Did you notice that the manufacturers of Cymbalta wrote that book?
No, I hadn't noticed. Interesting.
Use caution.
I suffer with each thing they advertised, I thought, "why not try it." I'm so glad my new doctor got me off of it right away.
Hi safenow, I stopped taking it after two days when symptoms for which I do not have the language to describe nor do I understand, returned right away. Those symptoms had been and right now are relieved with valproic acid.
I don't know what to do with all the boxed samples of Cymbalta he sent me away with though. Guess I really do. I throw them away.
On another subject,
I liked alcohol in my teens and then likely went onto acute alcoholism in my early 20's. I tried drugs very little. Even the first medications I was ever prescribed in my early 20's, I took for no longer then a week. I just was (well am still) afraid of med.'s. In my mid 20's though and for some months I tried a few prescriptions though. I don't remember any ever helping me more then causing me additional problems. Some of them like trazodone and buspar I just absolutely couldn't take long due to these causing me severe restless legs and me not knowing wtf.
I think, I much later became more willing to rely on a needed prescription when I'd first had some experience with it (such as when unexpectedly hospitalized) or I'd heard or learned a little something about it.
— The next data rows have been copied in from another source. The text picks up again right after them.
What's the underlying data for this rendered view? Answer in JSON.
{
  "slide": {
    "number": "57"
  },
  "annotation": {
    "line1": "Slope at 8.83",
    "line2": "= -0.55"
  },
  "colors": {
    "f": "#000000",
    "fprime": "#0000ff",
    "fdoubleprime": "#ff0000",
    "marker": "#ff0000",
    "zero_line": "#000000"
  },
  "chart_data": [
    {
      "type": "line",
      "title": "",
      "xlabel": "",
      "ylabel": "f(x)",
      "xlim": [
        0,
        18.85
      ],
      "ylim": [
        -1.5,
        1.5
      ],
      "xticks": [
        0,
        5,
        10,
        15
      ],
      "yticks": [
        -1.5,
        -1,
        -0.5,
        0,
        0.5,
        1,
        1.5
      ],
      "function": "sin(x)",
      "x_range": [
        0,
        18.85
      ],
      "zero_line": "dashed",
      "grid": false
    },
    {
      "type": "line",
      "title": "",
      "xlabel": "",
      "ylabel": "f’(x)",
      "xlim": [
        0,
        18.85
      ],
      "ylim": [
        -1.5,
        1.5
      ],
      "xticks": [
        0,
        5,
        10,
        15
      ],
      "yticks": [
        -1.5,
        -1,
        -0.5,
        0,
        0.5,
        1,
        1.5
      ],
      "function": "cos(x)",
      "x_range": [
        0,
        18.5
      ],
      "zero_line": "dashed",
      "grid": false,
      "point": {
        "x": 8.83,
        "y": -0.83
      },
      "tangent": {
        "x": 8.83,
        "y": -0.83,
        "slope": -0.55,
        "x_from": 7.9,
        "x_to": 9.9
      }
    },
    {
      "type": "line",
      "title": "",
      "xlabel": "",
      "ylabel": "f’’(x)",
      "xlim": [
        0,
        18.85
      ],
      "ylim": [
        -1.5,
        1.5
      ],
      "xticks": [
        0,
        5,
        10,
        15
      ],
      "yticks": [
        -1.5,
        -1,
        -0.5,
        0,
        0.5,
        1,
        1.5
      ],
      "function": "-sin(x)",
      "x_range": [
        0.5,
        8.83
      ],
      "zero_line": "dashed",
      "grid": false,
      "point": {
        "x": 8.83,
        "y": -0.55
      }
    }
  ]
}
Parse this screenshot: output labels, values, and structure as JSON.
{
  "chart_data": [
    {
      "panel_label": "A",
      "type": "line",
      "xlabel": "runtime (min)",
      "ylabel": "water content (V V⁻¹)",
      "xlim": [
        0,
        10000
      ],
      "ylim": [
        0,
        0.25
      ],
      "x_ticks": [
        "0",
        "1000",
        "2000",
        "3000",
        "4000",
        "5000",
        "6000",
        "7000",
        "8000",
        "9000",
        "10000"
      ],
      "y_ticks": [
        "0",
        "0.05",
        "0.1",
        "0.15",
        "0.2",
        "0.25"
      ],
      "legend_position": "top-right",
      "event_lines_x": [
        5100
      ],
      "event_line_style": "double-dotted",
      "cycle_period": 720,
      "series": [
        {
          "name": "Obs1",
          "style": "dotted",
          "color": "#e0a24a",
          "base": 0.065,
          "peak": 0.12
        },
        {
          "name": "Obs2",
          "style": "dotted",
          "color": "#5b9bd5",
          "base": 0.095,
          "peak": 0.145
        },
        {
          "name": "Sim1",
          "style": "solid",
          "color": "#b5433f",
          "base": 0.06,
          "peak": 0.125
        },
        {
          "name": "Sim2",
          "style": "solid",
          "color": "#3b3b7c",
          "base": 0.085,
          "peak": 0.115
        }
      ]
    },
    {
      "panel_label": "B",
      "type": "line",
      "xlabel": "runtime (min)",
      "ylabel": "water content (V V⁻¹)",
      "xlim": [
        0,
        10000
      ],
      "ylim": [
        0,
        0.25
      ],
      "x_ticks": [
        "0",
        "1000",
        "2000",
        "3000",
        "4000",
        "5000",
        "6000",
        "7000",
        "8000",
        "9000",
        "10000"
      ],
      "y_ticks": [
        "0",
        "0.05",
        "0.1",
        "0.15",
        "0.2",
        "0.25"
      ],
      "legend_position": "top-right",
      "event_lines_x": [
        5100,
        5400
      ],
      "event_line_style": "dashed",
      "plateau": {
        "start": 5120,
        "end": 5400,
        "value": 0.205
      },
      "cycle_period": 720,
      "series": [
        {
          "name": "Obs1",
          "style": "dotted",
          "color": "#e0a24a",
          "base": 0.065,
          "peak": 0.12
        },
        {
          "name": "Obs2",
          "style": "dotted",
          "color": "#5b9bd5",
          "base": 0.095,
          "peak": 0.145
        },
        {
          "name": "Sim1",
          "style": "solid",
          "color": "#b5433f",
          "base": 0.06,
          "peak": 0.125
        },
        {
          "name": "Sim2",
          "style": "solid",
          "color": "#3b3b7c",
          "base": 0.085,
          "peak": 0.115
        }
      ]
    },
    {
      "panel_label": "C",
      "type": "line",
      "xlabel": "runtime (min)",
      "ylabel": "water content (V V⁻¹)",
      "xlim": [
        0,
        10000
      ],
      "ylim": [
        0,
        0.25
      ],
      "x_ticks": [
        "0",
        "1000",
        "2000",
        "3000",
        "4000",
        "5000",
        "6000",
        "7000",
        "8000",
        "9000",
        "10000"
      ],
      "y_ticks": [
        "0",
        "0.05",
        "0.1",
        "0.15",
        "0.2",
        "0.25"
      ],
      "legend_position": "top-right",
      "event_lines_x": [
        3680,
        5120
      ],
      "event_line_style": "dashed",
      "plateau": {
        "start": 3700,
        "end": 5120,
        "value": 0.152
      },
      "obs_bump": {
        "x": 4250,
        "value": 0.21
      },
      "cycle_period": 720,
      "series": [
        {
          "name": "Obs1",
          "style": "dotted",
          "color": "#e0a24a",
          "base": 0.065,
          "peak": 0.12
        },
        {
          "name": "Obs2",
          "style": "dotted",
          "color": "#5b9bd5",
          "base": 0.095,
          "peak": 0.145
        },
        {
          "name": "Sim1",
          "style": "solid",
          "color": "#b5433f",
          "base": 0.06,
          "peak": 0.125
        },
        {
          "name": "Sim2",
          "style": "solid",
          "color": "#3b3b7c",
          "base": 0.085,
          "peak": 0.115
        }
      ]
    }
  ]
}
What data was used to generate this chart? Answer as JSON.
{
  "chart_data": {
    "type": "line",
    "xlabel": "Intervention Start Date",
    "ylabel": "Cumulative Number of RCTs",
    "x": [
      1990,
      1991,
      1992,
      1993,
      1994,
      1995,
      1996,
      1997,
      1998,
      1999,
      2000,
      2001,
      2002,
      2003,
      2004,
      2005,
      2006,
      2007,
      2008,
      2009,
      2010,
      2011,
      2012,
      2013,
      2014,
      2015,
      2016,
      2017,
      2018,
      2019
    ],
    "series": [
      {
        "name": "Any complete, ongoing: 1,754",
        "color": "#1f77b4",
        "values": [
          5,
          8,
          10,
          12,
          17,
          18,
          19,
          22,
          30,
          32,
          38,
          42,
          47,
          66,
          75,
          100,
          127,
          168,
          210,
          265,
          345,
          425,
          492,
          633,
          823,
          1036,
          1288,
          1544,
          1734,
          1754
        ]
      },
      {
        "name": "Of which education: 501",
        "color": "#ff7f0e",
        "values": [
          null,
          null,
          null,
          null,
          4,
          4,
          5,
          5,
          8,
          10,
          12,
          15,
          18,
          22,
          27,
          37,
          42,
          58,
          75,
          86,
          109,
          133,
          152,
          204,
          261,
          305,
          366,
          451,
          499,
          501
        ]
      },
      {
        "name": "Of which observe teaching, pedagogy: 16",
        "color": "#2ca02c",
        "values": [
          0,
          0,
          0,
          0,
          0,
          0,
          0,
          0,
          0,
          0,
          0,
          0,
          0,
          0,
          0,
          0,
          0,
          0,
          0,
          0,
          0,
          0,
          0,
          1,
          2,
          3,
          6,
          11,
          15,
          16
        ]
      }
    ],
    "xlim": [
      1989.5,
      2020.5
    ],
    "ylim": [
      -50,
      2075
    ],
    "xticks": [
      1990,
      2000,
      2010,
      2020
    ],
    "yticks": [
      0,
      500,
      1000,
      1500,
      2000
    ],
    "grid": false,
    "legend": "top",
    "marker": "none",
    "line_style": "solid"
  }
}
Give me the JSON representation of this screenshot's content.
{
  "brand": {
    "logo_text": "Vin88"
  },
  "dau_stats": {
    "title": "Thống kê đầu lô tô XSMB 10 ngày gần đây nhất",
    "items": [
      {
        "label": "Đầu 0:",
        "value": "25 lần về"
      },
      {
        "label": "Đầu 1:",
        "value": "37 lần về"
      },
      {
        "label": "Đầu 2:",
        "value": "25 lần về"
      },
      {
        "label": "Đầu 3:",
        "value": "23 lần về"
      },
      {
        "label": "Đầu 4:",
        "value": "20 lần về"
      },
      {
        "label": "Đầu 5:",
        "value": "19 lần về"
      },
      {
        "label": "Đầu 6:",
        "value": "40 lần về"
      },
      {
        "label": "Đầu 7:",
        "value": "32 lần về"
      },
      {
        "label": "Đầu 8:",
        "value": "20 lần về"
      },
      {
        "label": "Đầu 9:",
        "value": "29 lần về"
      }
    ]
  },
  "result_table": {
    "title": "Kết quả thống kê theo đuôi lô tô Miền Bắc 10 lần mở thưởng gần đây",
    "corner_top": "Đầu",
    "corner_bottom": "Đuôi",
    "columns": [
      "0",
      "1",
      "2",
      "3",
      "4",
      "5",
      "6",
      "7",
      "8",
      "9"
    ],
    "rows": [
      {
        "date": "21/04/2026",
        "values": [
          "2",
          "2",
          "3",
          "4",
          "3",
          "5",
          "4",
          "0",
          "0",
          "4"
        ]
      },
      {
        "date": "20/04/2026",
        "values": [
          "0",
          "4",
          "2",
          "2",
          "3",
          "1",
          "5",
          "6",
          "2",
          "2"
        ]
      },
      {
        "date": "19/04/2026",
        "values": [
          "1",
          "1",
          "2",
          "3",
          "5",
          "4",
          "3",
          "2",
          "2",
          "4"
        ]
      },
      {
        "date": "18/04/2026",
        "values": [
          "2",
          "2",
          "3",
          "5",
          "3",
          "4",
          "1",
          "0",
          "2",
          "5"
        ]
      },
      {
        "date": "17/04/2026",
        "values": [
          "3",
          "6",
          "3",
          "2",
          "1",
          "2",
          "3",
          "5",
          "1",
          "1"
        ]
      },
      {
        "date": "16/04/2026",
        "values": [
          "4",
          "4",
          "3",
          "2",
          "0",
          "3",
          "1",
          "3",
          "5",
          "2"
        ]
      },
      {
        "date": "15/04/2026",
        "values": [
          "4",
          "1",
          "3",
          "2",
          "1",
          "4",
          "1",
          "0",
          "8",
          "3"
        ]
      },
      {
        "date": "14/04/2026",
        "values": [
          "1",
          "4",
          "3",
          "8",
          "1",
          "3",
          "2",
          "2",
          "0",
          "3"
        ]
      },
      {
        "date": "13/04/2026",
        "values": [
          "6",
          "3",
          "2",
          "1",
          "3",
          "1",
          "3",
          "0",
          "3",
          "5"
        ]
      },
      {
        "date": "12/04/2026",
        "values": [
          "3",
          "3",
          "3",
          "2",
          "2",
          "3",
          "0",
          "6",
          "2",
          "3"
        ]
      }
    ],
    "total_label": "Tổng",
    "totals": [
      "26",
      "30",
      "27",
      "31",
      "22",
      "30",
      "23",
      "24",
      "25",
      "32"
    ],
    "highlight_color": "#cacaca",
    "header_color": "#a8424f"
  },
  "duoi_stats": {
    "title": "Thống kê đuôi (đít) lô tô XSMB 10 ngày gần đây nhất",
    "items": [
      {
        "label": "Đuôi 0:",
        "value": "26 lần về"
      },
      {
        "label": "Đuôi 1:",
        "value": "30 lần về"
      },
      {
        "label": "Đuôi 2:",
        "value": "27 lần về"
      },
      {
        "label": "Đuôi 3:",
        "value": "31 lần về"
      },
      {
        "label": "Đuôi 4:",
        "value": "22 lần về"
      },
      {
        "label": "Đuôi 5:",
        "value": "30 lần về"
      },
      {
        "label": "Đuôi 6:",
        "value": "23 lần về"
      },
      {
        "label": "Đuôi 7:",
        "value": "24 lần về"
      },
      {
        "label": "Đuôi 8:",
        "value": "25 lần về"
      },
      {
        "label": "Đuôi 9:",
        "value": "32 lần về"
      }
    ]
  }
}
I needed to know how much it did or didn't mess with me, as well as, be reassurred that I didn't ever have to commit to taking it; That I could take it as needed and not regularly.
Anyhow, I'd take it to keep my anxiety down after flashbacks and reliving traumas, so that I could stay away from the ER and then I'd rely on its length to help me bounce back from the flashback/ etc. hell, the following morning/day when possible. That was a Prn benzo for high anxiety I'm talking about here and a hypnotic one too.
But there was something different for sleep (I don't remember) that allowed me to sleep, dream vividly/hallucinatory and then hallucinate the following morning. That one, naturally I stopped a brief time afterwards and just as soon as I started working, and had decided to take getting sober seriously. As I knew that my motivation in wanting a free-bee hallucination, because I could, wasn't wise for me to consider seriously.
As for alcohol its been numerous years since, as I no longer drink it and gratefully relieved of this.
When I see my neurologist next and she tells me about the results from my EEG I am very interested in the results. That's another story, ...and I don't even know why I'm thinking about it right now other then maybe because that result will determine whether I need to stay on the valpric acid for the rest of my life. ...(If even possible) Not something I'm thrilled about, but perhaps something that can continue to help me greatly, as it has since late Sept., early Oct. this year.
Epilepsy runs closely in three members of my maternal family and only recently was I pawing through and browsing some of my medical records when I saw that an earlier EEG read abnormal.
I've previously had a bad tendency to associate my symptoms to what I'd then figured was the cause, never then remembering much, or ever considering epilepsy or prior multiple brain injuries.